Kohlestift

124 17 7
                                    

Das Gras kitzelte an meinen nackten Füßen, während ich mit breit ausgebreiteten Armen über die Wiese rannte als würde ich fliegen. Dabei schien die Sonne auf mich herab und lachte mit mir.

Mein Ziel war die große Birke, die mitten auf der Wiese stand. Den Rucksack, den ich auf hatte, stellte ich neben mich ins Gras. Ich setzte mich unter die Birke und lehnte mich an den grau weißen Stamm. Immer noch lächelnd holte ich meine Kopfhörer und mein Handy aus dem Rucksack. Die Stöpsel steckte ich mir in die Ohren, bevor ich die Musik spielen ließ. Ich lauschte der Melodie des Liedes, welches lief, und kramte wieder in meiner Tasche rum, bis ich zwischen dem ganzen Zeugs mein Skizzenbuch fand. Ich zog es raus und legte es auf meinen Schoß.

Auf dem schwarzen Einband reflektierte sich die Sonne. Die Aufkleber, die ich als ich noch kleiner war, drauf geklebt hatte, glitzerten im Licht. Es waren genau drei. Ein Regenbogen, eine Ananas und eine Palme. Ich schloss meine Augen und fuhr mit meinen Fingern über den Einband. Er war rau und schon leicht aufgewärmt.
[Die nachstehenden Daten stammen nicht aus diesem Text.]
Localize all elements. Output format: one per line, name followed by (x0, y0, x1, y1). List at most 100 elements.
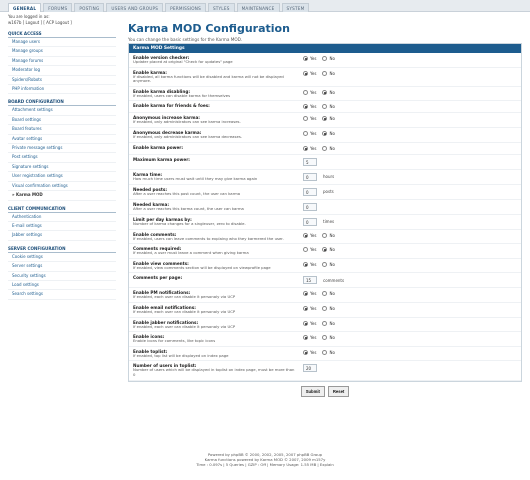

Mein Lieblingslied fing an zu laufen. Mein Lächeln wurde breiter und mit meinem rechten Fuß wippte ich den Takt mit. Leise fing ich an dazu zu summen, auch wenn ich wusste, dass mich keiner hören konnte. Wie automatisch griff ich in meine Hosentasche um den Kohlestift, den ich immer dabei hatte, in die Hand zu nehmen. Ich öffnete meine Augen wieder und blätterte in meinem Skizzenbuch, bis ich eine freie Seite gefunden hatte. Und dann fing ich an zu zeichnen.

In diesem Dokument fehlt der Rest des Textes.